There has been a revolution on Ukraine’s local bond market since it was hooked up to the Clearstream international payments and settlements system this summer. Some $3.5bn of foreign investment has flooded into the market in a matter of months, taking the pressure off government finances and turning into a major source of funding for the government, just as debt repayment obligations rise as a debt restructuring deal struck five years ago expires.
However, after climbing steeply in recent months to the point where foreign investors own 12% of all the outstanding bonds from next to nothing at the start of the year, sales suddenly stalled in August. There was another one-off step up at the end of September taking the foreign share to 11.9%, but this week’s auction suggest the growth of sales to foreigners has stalled.
Part of the reason is the Ministry of Finance has almost completed its borrowing programme for the year and has tightened conditions. The ministry says it will stop offering bonds denominated in foreign exchange as it tries to move its borrowing over to UAH-denominated debt. At the same time the maturity of bonds on offer has been lengthened and the ministry is squeezing yields to reduce costs: yields have fallen a whopping 400bp this year from around 19% in January to around 15% now.
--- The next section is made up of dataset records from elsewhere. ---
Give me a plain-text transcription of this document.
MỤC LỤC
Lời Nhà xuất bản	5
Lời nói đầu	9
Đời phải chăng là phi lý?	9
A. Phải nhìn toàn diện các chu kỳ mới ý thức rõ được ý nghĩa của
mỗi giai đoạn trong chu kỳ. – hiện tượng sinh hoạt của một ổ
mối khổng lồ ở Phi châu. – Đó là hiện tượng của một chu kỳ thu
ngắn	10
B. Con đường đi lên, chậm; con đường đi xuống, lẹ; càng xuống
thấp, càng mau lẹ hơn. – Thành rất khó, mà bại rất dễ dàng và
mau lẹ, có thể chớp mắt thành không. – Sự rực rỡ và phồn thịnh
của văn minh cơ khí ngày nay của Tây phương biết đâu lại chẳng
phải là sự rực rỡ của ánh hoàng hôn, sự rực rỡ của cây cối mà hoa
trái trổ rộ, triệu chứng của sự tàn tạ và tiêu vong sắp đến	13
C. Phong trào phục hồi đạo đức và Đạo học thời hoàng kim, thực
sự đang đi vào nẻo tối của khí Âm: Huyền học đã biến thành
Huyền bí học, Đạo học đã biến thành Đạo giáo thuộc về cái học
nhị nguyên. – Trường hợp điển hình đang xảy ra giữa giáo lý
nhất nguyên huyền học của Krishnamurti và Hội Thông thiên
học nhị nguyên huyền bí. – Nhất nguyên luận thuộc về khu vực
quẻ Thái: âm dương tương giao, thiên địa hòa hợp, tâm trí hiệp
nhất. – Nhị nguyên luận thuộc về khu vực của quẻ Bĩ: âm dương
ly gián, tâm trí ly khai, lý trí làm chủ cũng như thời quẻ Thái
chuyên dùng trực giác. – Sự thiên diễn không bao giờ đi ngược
Around half of this week’s auction receipts – UAH42.7mn – came from the sale of two-year bonds to seven out of eight bidders at a weighted average interest rate of 15.36%, reports Kyiv-based brokerage Concorde Capital. In addition, six out of seven bidders were successful in buying three-month bonds at 15.75%. The rest of the auction’s receipts – UAH15.3mn – from the sale of one-year bonds to a sole bidder at 15.09%.
While the Ukrainian economy is doing nicely and has recently been upgraded by international ratings agencies Standard & Poor’s (S&P) and Fitch, recent scandals involving oligarch Ihor Kolomoisky have thrown the political risks into sharp relief.
“Such a dramatic drop in receipts from the weekly bond auction comes as a big surprise. Apparently, non-residents, who have been generating a substantial share of auction receipts in recent months, were not interested in buying local bonds with terms of maturity of up to two years. Recall, most of the UAH auction receipts in recent months came from the sale of three-year and five-year bonds,” Evgeniya Akhtyrko of Concorde Capital said in a note.
“These results show that the situation at the primary bond market is very shaky, which might undermine the government's confidence in its current course of quick interest rate cuts. Moreover, the government might face difficulty with financing the budget deficit if auction receipts remain low.”